Dies war in 18 Fällen zu erkennen. Die 18 Fälle verteilten sich auf sechs Patienten, drei davon waren weiblich.
13 dieser Fälle traten in der Millerklasse 3 auf, fünf Fälle in der Millerklasse 2. Bei 16 dieser Zähne handelte es sich um untere Frontzähne. Ein Zahn war ein endständiger oberer 3er, ein Zahn ein unterer 6er.
In allen Fällen mit Misserfolg wurde gemäß Operationsprotokoll Bindegewebe unterlegt.
In 28 Fällen wurde bei der Taschenpräparation die Interdentalpapille durchtrennt. In diesen Fällen wurde der Nahtverschluss nach Bruno oder Zuchelli durchgeführt.
Schlussfolgerung
Die Erfolgsquote der Sequentiellen Pouchtechnik zur Deckung gingivaler Rezessionen der Millerklassen 1, 2 und 3 liegt bei 95,56 Prozent. Bezieht man nur die Millerklassen 1 und 2 in die Auswertung ein, so beträgt die Erfolgsquote 98,76 Prozent.
Die Sequentielle Pouchtechnik ist somit eine sehr gut vorhersagbare Möglichkeit zur Deckung von Rezessionen der Millerklassen 1 und 2. Gewisse Einschränkungen ergeben sich bei der Millerklasse 3 vor allem bei unteren Frontzähnen.
Die präoperative Ermittlung der Schleimhautdicke hat sich als probate Entscheidungshilfe herausgestellt, ob eine Rezession zusätzlich mit Bindegewebe abgedeckt werden soll oder nicht. Bei ausreichend dicker Schleimhaut kann auf die Einbringung von Bindegewebe verzichtet werden.
Der geringe instrumentelle Aufwand und das beschriebene Vorgehen machen die Sequentielle Pouchtechnik zum Mittel der Wahl bei fast allen Formen der vestibulären Rezession. Aus geometrischen Gründen sind nur sehr tiefe und schmale Rezessionen, die in ihrer Morphologie einem „Stillman’s cleft“ entsprechen, besser mit lateralen Verschiebetechniken zu versorgen.
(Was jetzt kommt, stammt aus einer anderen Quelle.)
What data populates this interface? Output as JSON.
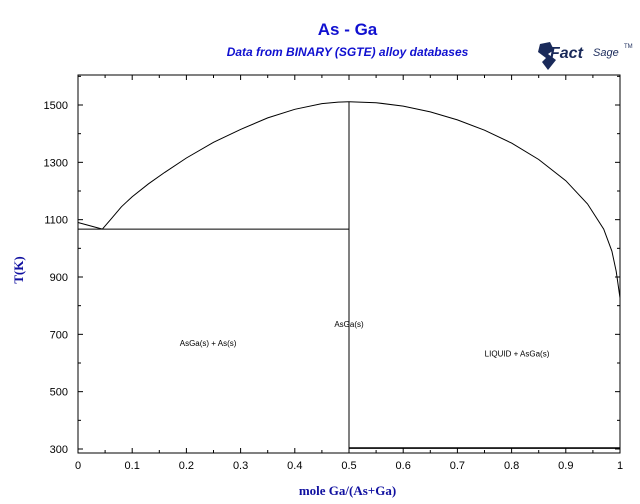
{
  "chart_data": {
    "type": "line",
    "title": "As - Ga",
    "subtitle": "Data from BINARY (SGTE) alloy databases",
    "xlabel": "mole Ga/(As+Ga)",
    "ylabel": "T(K)",
    "xlim": [
      0,
      1
    ],
    "ylim": [
      300,
      1600
    ],
    "grid": false,
    "x_ticks": [
      {
        "value": 0,
        "label": "0"
      },
      {
        "value": 0.1,
        "label": "0.1"
      },
      {
        "value": 0.2,
        "label": "0.2"
      },
      {
        "value": 0.3,
        "label": "0.3"
      },
      {
        "value": 0.4,
        "label": "0.4"
      },
      {
        "value": 0.5,
        "label": "0.5"
      },
      {
        "value": 0.6,
        "label": "0.6"
      },
      {
        "value": 0.7,
        "label": "0.7"
      },
      {
        "value": 0.8,
        "label": "0.8"
      },
      {
        "value": 0.9,
        "label": "0.9"
      },
      {
        "value": 1,
        "label": "1"
      }
    ],
    "y_ticks": [
      {
        "value": 300,
        "label": "300"
      },
      {
        "value": 500,
        "label": "500"
      },
      {
        "value": 700,
        "label": "700"
      },
      {
        "value": 900,
        "label": "900"
      },
      {
        "value": 1100,
        "label": "1100"
      },
      {
        "value": 1300,
        "label": "1300"
      },
      {
        "value": 1500,
        "label": "1500"
      }
    ],
    "series": [
      {
        "x": [
          0,
          0.045
        ],
        "y": [
          1090,
          1067
        ]
      },
      {
        "x": [
          0.045,
          0.06,
          0.08,
          0.1,
          0.13,
          0.16,
          0.2,
          0.25,
          0.3,
          0.35,
          0.4,
          0.45,
          0.48,
          0.5
        ],
        "y": [
          1067,
          1100,
          1145,
          1180,
          1225,
          1265,
          1315,
          1370,
          1415,
          1455,
          1485,
          1505,
          1510,
          1511
        ]
      },
      {
        "x": [
          0.5,
          0.55,
          0.6,
          0.65,
          0.7,
          0.75,
          0.8,
          0.85,
          0.9,
          0.94,
          0.97,
          0.985,
          0.993,
          1.0
        ],
        "y": [
          1511,
          1508,
          1496,
          1476,
          1448,
          1412,
          1367,
          1310,
          1236,
          1155,
          1067,
          990,
          920,
          827
        ]
      },
      {
        "x": [
          0,
          0.5
        ],
        "y": [
          1067,
          1067
        ]
      },
      {
        "x": [
          0.5,
          0.5
        ],
        "y": [
          300,
          1511
        ]
      },
      {
        "x": [
          0.5,
          1.0
        ],
        "y": [
          303,
          303
        ]
      }
    ],
    "annotations": [
      {
        "text": "AsGa(s) + As(s)",
        "x": 0.24,
        "y": 660
      },
      {
        "text": "AsGa(s)",
        "x": 0.5,
        "y": 725
      },
      {
        "text": "LIQUID + AsGa(s)",
        "x": 0.81,
        "y": 622
      }
    ]
  },
  "logo": {
    "icon": "factsage-logo-icon",
    "text_main": "Fact",
    "text_sub": "Sage",
    "trademark": "TM"
  }
}
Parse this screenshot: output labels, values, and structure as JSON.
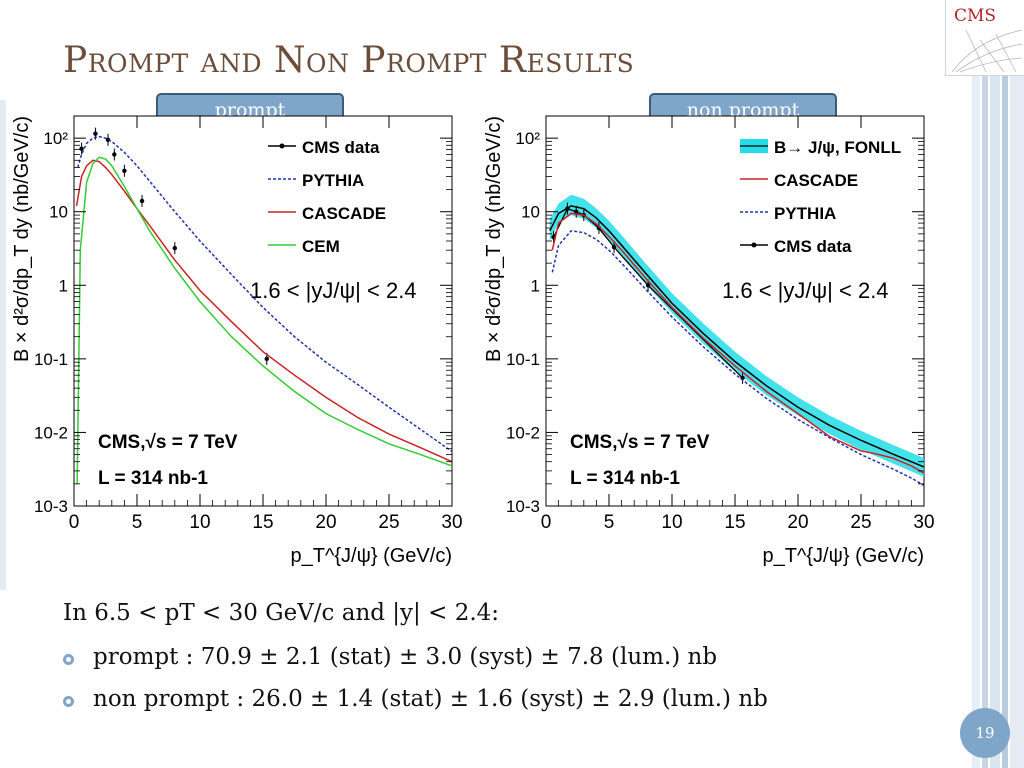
{
  "slide": {
    "title": "Prompt and Non Prompt Results",
    "logo_text": "CMS",
    "page_number": "19",
    "tag_left": "prompt",
    "tag_right": "non prompt",
    "summary_intro": "In 6.5 < pT < 30 GeV/c and |y| < 2.4:",
    "bullets": [
      "prompt : 70.9 ± 2.1 (stat) ± 3.0 (syst) ± 7.8 (lum.) nb",
      "non prompt : 26.0 ± 1.4 (stat) ± 1.6 (syst) ± 2.9 (lum.) nb"
    ],
    "colors": {
      "title": "#6b4d3a",
      "accent": "#7fa6c8",
      "accent_dark": "#3b5b7a",
      "cms_red": "#b22222"
    }
  },
  "chart_data": [
    {
      "type": "line",
      "panel": "prompt",
      "xlabel": "p_T^{J/ψ} (GeV/c)",
      "ylabel": "B × d²σ/dp_T dy (nb/GeV/c)",
      "xlim": [
        0,
        30
      ],
      "ylim": [
        0.001,
        200
      ],
      "yscale": "log",
      "xticks": [
        0,
        5,
        10,
        15,
        20,
        25,
        30
      ],
      "yticks": [
        {
          "value": 0.001,
          "label": "10-3"
        },
        {
          "value": 0.01,
          "label": "10-2"
        },
        {
          "value": 0.1,
          "label": "10-1"
        },
        {
          "value": 1,
          "label": "1"
        },
        {
          "value": 10,
          "label": "10"
        },
        {
          "value": 100,
          "label": "10²"
        }
      ],
      "annotations": [
        "1.6 < |yJ/ψ| < 2.4",
        "CMS,√s = 7 TeV",
        "L = 314 nb-1"
      ],
      "legend": [
        "CMS data",
        "PYTHIA",
        "CASCADE",
        "CEM"
      ],
      "legend_position": "top-right",
      "series": [
        {
          "name": "CMS data",
          "color": "#000000",
          "style": "points",
          "x": [
            0.6,
            1.7,
            2.7,
            3.2,
            4.0,
            5.4,
            8.0,
            15.3
          ],
          "y": [
            72,
            115,
            95,
            60,
            36,
            14,
            3.2,
            0.1
          ]
        },
        {
          "name": "PYTHIA",
          "color": "#2233aa",
          "style": "dotted",
          "x": [
            0.3,
            0.6,
            1.0,
            1.5,
            2.0,
            2.5,
            3.0,
            4.0,
            5.0,
            6.0,
            8.0,
            10.0,
            12.5,
            15.0,
            17.5,
            20.0,
            22.5,
            25.0,
            27.5,
            30.0
          ],
          "y": [
            40,
            60,
            85,
            100,
            105,
            100,
            90,
            64,
            42,
            26,
            10,
            4.0,
            1.4,
            0.5,
            0.2,
            0.09,
            0.045,
            0.022,
            0.011,
            0.0055
          ]
        },
        {
          "name": "CASCADE",
          "color": "#cc2222",
          "style": "solid",
          "x": [
            0.2,
            0.6,
            1.0,
            1.5,
            2.0,
            2.5,
            3.0,
            4.0,
            5.0,
            6.0,
            8.0,
            10.0,
            12.5,
            15.0,
            17.5,
            20.0,
            22.5,
            25.0,
            27.5,
            30.0
          ],
          "y": [
            12,
            30,
            42,
            50,
            48,
            40,
            32,
            19,
            11,
            6.5,
            2.2,
            0.85,
            0.32,
            0.125,
            0.06,
            0.03,
            0.016,
            0.0095,
            0.0062,
            0.004
          ]
        },
        {
          "name": "CEM",
          "color": "#33cc33",
          "style": "solid",
          "x": [
            0.25,
            0.5,
            1.0,
            1.5,
            2.0,
            2.5,
            3.0,
            4.0,
            5.0,
            6.0,
            8.0,
            10.0,
            12.5,
            15.0,
            17.5,
            20.0,
            22.5,
            25.0,
            27.5,
            30.0
          ],
          "y": [
            0.002,
            3,
            25,
            45,
            55,
            52,
            42,
            22,
            11,
            5.5,
            1.7,
            0.6,
            0.2,
            0.08,
            0.036,
            0.018,
            0.011,
            0.007,
            0.005,
            0.0035
          ]
        }
      ]
    },
    {
      "type": "line",
      "panel": "non prompt",
      "xlabel": "p_T^{J/ψ} (GeV/c)",
      "ylabel": "B × d²σ/dp_T dy (nb/GeV/c)",
      "xlim": [
        0,
        30
      ],
      "ylim": [
        0.001,
        200
      ],
      "yscale": "log",
      "xticks": [
        0,
        5,
        10,
        15,
        20,
        25,
        30
      ],
      "yticks": [
        {
          "value": 0.001,
          "label": "10-3"
        },
        {
          "value": 0.01,
          "label": "10-2"
        },
        {
          "value": 0.1,
          "label": "10-1"
        },
        {
          "value": 1,
          "label": "1"
        },
        {
          "value": 10,
          "label": "10"
        },
        {
          "value": 100,
          "label": "10²"
        }
      ],
      "annotations": [
        "1.6 < |yJ/ψ| < 2.4",
        "CMS,√s = 7 TeV",
        "L = 314 nb-1"
      ],
      "legend": [
        "B→ J/ψ, FONLL",
        "CASCADE",
        "PYTHIA",
        "CMS data"
      ],
      "legend_position": "top-right",
      "band": {
        "name": "B→ J/ψ, FONLL",
        "color": "#22dde8",
        "x": [
          0.3,
          1.0,
          2.0,
          3.0,
          4.0,
          5.0,
          6.0,
          8.0,
          10.0,
          12.5,
          15.0,
          17.5,
          20.0,
          22.5,
          25.0,
          27.5,
          30.0
        ],
        "low": [
          4,
          7,
          9,
          8,
          6,
          4,
          2.6,
          1.0,
          0.42,
          0.16,
          0.068,
          0.032,
          0.017,
          0.0095,
          0.0058,
          0.0038,
          0.0025
        ],
        "high": [
          8,
          13,
          17,
          15,
          11,
          7.5,
          4.8,
          1.9,
          0.78,
          0.3,
          0.125,
          0.058,
          0.03,
          0.017,
          0.0105,
          0.0068,
          0.0045
        ]
      },
      "series": [
        {
          "name": "CMS data",
          "color": "#000000",
          "style": "points",
          "x": [
            0.6,
            1.7,
            2.4,
            3.0,
            4.2,
            5.4,
            8.1,
            15.6
          ],
          "y": [
            4.5,
            11,
            10,
            9,
            6,
            3.3,
            1.0,
            0.055
          ],
          "line": true
        },
        {
          "name": "CASCADE",
          "color": "#cc2222",
          "style": "solid",
          "x": [
            0.5,
            1.0,
            2.0,
            3.0,
            4.0,
            5.0,
            6.0,
            8.0,
            10.0,
            12.5,
            15.0,
            17.5,
            20.0,
            22.5,
            25.0,
            26.0,
            27.5,
            29.0,
            30.0
          ],
          "y": [
            3,
            7,
            9.5,
            9,
            6.8,
            4.6,
            3.0,
            1.2,
            0.5,
            0.19,
            0.08,
            0.036,
            0.018,
            0.0088,
            0.0056,
            0.0052,
            0.0045,
            0.0035,
            0.0028
          ]
        },
        {
          "name": "PYTHIA",
          "color": "#2233aa",
          "style": "dotted",
          "x": [
            0.5,
            1.0,
            2.0,
            3.0,
            4.0,
            5.0,
            6.0,
            8.0,
            10.0,
            12.5,
            15.0,
            17.5,
            20.0,
            22.5,
            25.0,
            27.5,
            29.0,
            30.0
          ],
          "y": [
            1.5,
            3.5,
            5.5,
            5.2,
            4.2,
            3.0,
            2.0,
            0.85,
            0.37,
            0.145,
            0.062,
            0.029,
            0.015,
            0.0085,
            0.005,
            0.0032,
            0.0024,
            0.0019
          ]
        },
        {
          "name": "FONLL central",
          "color": "#000000",
          "style": "solid",
          "x": [
            0.3,
            1.0,
            2.0,
            3.0,
            4.0,
            5.0,
            6.0,
            8.0,
            10.0,
            12.5,
            15.0,
            17.5,
            20.0,
            22.5,
            25.0,
            27.5,
            30.0
          ],
          "y": [
            5.5,
            9.5,
            12,
            11,
            8.2,
            5.5,
            3.5,
            1.4,
            0.57,
            0.22,
            0.092,
            0.043,
            0.022,
            0.0125,
            0.0078,
            0.0051,
            0.0034
          ]
        }
      ]
    }
  ]
}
Die Sequentielle Pouchtechnik ist eine Weiterentwicklung der Envelope-Technik [Raetzke, 1985] und der Tunneltechnik [Allen, 1994]. Sie berücksichtigt die Vorteile der Zuchelli-Technik [Zuchelli, 2000], ist aber deutlich weniger invasiv. Im Gegensatz zur Tunneltechnik wird jede Rezessionihren Ausmaßen entsprechend therapiert. Durch die gezielte Bindegewebsunterfütterung wird dem dreidimensionalen Gingivarelief im Sinne der Juga alveolaria Rechnung getragen. Im Falle der Miller - klasse 3 kann die Papillenbasis ebenfalls aufgebaut werden.
Das Operationsprotokoll kann bis auf oben genannte Einschränkung bei allen Formen der vestibulären Rezession angewendet werden.
Wenn die interdentalen Papillen sehr schmal sind, ergibt sich in manchen Fällen eine Änderung des Operationsprotokolls, wie es von Bruno oder Zuchelli [Bruno, 1994; Zuchelli, 2000] beschrieben wurde.